Integrative analysis of 1q23.3 copy-number gain in metastatic urothelial carcinoma

Abstract

Purpose: Metastatic urothelial carcinoma of the bladder is associated with multiple somatic copy-number alterations (SCNAs). We evaluated SCNAs to identify predictors of poor survival in patients with metastatic urothelial carcinoma treated with platinum-based chemotherapy.

Experimental design: We obtained overall survival (OS) and array DNA copy-number data from patients with metastatic urothelial carcinoma in two cohorts. Associations between recurrent SCNAs and OS were determined by a Cox proportional hazard model adjusting for performance status and visceral disease. mRNA expression was evaluated for potential candidate genes by NanoString nCounter to identify transcripts from the region that are associated with copy-number gain. In addition, expression data from an independent cohort were used to identify candidate genes.

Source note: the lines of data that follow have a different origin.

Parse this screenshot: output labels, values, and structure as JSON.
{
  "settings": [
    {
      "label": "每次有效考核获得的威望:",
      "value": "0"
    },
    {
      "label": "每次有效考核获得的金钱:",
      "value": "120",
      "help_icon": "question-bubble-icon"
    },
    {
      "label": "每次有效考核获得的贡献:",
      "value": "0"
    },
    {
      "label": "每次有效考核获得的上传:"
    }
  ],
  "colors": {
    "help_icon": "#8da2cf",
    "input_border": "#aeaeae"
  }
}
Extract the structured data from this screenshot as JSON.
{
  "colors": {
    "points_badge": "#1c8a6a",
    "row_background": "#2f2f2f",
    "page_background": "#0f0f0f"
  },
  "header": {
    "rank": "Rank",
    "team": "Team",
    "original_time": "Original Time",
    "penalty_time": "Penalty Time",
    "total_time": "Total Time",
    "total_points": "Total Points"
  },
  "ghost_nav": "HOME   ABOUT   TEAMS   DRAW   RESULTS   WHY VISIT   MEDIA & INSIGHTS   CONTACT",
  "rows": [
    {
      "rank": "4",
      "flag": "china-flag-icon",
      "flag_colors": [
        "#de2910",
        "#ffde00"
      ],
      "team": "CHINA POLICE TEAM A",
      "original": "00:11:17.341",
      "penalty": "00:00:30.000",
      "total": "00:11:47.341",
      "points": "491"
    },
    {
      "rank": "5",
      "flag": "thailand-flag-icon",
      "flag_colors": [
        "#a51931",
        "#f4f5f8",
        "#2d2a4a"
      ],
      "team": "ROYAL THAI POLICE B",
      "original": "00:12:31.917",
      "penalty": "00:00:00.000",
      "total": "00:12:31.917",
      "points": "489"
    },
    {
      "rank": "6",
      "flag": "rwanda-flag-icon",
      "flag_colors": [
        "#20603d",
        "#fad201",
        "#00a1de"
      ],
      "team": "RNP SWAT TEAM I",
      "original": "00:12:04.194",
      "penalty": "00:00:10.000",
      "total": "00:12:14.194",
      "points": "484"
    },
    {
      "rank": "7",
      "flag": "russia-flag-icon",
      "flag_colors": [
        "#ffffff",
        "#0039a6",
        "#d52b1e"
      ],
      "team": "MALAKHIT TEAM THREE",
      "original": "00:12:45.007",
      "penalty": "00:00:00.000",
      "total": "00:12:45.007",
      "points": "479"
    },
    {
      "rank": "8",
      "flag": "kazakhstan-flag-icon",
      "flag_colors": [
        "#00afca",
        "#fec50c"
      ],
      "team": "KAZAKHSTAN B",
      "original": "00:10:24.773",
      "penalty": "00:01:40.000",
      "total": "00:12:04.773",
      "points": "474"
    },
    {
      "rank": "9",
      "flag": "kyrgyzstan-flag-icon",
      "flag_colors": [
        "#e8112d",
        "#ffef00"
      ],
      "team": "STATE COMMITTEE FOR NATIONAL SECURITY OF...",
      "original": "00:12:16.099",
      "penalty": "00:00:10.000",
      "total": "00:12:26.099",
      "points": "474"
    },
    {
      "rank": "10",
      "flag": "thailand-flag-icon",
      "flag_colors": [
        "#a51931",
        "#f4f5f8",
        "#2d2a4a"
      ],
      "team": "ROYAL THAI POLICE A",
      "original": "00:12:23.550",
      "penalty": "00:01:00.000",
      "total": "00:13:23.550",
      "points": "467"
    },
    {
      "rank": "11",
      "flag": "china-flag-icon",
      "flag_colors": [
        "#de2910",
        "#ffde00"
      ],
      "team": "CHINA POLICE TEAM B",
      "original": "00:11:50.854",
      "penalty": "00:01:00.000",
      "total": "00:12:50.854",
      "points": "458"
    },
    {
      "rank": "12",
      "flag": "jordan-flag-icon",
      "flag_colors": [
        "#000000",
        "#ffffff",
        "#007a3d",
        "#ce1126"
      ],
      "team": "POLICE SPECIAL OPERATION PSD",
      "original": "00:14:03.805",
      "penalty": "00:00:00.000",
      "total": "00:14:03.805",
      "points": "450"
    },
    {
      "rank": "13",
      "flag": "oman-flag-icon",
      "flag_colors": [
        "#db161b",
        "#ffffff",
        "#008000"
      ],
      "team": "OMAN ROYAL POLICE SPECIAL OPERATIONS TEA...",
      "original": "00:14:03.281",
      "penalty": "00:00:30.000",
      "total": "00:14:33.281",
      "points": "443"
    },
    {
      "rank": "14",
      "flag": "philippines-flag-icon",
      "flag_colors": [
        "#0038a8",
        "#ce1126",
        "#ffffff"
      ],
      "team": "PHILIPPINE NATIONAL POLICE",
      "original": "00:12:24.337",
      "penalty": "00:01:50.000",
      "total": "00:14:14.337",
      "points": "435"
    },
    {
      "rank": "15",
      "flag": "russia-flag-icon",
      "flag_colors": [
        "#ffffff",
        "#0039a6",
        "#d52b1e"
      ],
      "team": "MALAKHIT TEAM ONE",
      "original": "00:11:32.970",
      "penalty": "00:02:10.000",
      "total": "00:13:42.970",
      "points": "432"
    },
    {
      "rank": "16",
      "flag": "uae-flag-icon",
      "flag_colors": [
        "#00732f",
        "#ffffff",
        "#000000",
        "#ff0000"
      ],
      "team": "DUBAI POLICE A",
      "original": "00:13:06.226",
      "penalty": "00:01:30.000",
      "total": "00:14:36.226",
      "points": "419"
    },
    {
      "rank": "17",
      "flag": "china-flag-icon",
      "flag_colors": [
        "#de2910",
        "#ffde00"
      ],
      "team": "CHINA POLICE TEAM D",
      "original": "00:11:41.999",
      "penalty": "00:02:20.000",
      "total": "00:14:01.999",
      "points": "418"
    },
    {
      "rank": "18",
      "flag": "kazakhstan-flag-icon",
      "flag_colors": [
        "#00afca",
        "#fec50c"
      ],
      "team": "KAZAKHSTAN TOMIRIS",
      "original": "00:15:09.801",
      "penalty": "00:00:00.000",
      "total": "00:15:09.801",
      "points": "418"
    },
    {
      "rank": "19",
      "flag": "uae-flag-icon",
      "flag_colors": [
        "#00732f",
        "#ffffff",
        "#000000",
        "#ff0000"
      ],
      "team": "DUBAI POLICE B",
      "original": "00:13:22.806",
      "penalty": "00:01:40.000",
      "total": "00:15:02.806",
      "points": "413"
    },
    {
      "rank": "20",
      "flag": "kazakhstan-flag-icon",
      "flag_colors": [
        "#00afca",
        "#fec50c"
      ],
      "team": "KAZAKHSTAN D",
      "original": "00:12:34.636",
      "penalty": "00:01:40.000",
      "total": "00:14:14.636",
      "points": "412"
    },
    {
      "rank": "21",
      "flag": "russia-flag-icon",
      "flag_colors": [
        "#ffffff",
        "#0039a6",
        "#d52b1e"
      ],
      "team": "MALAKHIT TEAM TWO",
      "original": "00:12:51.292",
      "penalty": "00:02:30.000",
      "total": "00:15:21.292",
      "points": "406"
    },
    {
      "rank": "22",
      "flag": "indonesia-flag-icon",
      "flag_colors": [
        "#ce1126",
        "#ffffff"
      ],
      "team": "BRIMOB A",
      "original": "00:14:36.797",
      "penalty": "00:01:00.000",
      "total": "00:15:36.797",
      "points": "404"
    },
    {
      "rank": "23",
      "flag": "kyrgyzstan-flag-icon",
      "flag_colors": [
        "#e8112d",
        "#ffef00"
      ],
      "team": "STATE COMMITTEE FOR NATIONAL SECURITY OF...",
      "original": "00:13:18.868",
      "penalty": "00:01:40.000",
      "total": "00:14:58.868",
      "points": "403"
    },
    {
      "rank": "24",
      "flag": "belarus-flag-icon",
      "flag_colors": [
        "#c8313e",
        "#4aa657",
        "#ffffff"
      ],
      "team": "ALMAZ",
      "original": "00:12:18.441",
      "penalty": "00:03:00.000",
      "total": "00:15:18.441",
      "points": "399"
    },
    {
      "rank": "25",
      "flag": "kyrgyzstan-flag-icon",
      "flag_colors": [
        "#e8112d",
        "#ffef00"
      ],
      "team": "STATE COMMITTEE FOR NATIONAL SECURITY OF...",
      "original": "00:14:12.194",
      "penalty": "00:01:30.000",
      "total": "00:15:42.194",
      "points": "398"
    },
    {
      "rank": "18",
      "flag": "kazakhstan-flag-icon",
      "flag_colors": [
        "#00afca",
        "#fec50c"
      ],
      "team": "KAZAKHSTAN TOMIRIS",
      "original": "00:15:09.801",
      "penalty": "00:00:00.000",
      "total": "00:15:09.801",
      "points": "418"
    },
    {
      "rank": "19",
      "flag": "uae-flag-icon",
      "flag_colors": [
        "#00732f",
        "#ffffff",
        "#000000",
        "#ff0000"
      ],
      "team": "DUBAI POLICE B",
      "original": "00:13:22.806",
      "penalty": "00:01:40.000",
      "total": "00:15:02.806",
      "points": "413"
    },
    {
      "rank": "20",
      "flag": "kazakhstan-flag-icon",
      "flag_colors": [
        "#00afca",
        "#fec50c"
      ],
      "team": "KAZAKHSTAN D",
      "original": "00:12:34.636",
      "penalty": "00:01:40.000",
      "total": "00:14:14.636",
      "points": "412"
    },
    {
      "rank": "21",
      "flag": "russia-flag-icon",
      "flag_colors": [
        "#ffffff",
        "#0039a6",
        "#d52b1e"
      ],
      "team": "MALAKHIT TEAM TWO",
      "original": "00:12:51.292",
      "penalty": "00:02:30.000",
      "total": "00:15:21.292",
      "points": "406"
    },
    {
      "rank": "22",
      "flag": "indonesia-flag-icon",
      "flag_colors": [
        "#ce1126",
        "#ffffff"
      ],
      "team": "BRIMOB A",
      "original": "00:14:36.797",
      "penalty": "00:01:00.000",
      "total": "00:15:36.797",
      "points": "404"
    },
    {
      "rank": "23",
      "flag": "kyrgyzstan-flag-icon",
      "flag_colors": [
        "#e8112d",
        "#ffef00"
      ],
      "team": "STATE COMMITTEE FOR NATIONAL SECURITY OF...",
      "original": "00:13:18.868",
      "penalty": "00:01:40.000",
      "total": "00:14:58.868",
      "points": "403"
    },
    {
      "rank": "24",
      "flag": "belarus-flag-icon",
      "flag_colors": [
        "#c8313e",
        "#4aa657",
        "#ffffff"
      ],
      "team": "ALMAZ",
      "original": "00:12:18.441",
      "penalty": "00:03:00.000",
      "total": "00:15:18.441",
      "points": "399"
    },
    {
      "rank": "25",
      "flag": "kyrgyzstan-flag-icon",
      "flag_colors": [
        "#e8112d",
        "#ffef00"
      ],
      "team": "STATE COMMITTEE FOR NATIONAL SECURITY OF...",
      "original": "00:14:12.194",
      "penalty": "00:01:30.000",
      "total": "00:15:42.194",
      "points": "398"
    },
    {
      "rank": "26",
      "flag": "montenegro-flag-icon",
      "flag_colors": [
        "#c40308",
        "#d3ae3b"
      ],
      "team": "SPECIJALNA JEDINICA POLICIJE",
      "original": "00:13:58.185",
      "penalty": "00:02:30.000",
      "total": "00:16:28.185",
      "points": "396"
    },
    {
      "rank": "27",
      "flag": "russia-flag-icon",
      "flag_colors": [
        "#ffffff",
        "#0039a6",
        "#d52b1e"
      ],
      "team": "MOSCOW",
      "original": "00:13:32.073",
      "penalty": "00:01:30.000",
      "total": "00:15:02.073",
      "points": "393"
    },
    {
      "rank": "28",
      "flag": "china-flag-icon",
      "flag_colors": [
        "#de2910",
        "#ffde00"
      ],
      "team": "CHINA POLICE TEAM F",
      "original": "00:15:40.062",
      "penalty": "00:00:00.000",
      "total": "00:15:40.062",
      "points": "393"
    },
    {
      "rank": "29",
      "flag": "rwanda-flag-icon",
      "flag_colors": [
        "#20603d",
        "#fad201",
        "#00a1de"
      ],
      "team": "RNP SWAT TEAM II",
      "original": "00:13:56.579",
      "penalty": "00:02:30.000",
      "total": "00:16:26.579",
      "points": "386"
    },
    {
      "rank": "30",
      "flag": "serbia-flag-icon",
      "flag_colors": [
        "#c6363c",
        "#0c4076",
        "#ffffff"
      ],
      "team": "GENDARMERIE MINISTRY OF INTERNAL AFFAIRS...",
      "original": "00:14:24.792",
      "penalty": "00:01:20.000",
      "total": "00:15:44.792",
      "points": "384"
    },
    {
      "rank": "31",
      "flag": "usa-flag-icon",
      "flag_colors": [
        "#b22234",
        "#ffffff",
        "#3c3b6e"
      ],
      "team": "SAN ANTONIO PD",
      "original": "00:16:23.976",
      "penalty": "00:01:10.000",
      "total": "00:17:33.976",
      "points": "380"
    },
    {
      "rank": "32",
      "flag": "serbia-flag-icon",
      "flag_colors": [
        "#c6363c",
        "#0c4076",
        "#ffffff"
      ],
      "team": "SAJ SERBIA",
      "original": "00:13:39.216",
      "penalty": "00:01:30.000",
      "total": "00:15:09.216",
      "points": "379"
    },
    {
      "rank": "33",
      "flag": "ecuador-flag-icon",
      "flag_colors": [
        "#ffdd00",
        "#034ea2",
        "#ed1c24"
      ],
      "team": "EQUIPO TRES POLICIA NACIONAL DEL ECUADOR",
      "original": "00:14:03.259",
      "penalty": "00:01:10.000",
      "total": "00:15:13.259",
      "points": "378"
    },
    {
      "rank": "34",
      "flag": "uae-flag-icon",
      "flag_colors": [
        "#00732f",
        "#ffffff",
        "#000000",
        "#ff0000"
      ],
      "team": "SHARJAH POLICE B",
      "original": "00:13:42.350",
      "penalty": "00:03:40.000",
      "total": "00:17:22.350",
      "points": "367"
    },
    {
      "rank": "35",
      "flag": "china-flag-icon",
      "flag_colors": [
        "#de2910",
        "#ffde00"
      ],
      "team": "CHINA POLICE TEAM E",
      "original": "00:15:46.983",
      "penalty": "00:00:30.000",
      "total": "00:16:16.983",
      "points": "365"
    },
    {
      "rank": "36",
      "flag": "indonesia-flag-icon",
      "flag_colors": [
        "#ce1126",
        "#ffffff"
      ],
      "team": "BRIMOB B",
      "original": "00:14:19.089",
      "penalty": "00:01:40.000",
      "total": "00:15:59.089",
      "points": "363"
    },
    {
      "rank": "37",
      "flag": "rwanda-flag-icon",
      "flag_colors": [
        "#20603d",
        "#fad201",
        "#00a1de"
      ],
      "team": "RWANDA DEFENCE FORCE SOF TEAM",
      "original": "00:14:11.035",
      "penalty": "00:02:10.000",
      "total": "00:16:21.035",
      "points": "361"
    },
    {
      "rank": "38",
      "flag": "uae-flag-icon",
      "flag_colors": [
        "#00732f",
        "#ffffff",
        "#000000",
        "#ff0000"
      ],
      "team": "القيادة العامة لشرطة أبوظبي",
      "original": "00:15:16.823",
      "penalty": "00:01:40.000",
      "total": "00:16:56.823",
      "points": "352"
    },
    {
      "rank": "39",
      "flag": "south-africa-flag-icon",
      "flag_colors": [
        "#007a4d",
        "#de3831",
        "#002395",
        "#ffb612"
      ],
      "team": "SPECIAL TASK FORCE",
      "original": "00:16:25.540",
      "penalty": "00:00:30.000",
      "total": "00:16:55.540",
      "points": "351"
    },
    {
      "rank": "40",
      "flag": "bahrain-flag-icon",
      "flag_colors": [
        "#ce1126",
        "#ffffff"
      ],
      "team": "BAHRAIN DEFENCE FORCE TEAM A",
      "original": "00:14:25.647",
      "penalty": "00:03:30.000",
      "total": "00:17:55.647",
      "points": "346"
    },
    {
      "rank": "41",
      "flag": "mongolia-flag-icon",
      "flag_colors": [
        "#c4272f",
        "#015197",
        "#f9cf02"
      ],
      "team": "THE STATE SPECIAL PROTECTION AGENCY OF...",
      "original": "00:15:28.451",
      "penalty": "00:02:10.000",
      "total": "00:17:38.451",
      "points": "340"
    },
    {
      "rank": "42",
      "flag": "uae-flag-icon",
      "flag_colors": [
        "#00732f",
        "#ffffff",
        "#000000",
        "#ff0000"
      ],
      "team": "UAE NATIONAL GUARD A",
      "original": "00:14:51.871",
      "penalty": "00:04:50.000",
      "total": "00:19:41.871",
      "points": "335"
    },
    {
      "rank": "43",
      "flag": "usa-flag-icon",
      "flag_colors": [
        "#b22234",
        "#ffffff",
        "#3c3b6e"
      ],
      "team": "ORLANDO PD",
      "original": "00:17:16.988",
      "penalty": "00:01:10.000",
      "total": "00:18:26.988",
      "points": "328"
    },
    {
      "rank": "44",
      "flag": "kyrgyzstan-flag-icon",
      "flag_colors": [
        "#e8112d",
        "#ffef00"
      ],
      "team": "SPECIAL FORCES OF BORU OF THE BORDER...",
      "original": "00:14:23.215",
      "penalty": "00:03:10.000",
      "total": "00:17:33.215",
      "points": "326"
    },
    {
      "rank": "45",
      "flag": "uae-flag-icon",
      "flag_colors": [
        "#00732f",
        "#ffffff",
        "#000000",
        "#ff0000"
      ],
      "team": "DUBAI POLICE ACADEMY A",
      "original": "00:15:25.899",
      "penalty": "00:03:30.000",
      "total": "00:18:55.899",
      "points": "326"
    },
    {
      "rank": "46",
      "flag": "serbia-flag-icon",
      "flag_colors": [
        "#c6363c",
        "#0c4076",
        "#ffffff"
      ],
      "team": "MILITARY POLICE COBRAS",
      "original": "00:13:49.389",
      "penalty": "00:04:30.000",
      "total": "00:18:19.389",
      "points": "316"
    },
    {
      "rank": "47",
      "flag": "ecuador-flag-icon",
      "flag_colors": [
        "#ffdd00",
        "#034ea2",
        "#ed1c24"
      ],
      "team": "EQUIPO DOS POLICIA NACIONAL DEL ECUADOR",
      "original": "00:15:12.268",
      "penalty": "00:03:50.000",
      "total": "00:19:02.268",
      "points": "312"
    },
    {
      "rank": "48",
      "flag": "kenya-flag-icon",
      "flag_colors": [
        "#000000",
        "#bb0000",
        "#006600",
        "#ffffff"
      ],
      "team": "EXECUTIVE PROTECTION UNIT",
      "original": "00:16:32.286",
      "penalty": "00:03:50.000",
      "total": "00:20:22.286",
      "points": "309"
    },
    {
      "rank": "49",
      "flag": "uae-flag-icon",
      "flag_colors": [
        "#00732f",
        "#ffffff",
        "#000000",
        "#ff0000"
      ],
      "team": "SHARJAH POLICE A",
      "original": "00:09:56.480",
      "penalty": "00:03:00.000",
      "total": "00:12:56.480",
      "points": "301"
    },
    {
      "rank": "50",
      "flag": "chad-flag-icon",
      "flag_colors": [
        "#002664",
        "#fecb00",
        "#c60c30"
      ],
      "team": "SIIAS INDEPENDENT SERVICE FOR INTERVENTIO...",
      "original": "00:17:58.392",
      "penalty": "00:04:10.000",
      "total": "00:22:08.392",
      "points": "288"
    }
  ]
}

Results: Multiple areas of recurrent significant gains and losses were identified. Gain of 1q23.3 was independently associated with a shortened OS in both cohorts [adjusted HR, 2.96; 95% confidence interval (CI), 1.35-6.48; P = 0.01 and adjusted HR, 5.03; 95% CI, 1.43-17.73; P < 0.001]. The F11R, PFDN2, PPOX, USP21, and DEDD genes, all located on 1q23.3, were closely associated with poor outcome.

Conclusions: 1q23.3 copy-number gain displayed association with poor survival in two cohorts of metastatic urothelial carcinoma. The identification of the target of this copy-number gain is ongoing, and exploration of this finding in other disease states may be useful for the early identification of patients with poor-risk urothelial carcinoma. Prospective validation of the survival association is necessary to demonstrate clinical relevance.

Figure 1. Recurrent copy number changes

(a) The figure shows recurrent copy number gains and losses in the Spanish (top) and DFCI cohorts (bottom). In panels (b–c), we show hierarchical clustering of the (b) Spanish and (c) DFCI cohort.

Figure 2. Prognostic utility of 1q23.3 amplification

The figure shows the Kaplan-Meier plot for the Spanish cohort (a), DFCI MIP cohort (b). In panel (c), patients of an independent cohort were stratified by the expression median of the PFDN2 gene, located at the peak of the 1q23.3 amplification.

Figure 3. Potential drivers of the 1q23.3 amplification

(a) The figure displays the wide peak amplification regions in three bladder cancer cohorts (Spanish, DFCI and TCGA). Red peak heights visualize the statistical significance (GISTIC q-values). The q-value provides an estimate of the likelihood of the observed copy numbers at the corresponding locus in the cohort; the higher the peak, the higher the probability is that this SCNA has a driver role. The DFCI q-values are lower due to the smaller sample size, not due to a lower prevalence of this peak in this cohort. The GISTIC wide peak regions, defined by the algorithm as regions that likely contain driver genes, are colored in dark red. For the Spanish and DFCI cohorts, the correlation coefficients of gene expression and copy number are plotted in green. Genes with very low or even anti-correlation are unlikely driver genes of 1q23.3 amplification. Blue gene names are known cancer genes (50). Figure S8 provides heatmaps of this region for the Spanish and DFCI cohort. Panel (b) shows the frequency of 1q23.3 amplification in all three cohorts. Peak 1 is marked in black. This plot demonstrates that the frequency of 1q23.3 amplification (log 2 copy number ratio > 0.9) is highest in peak 1.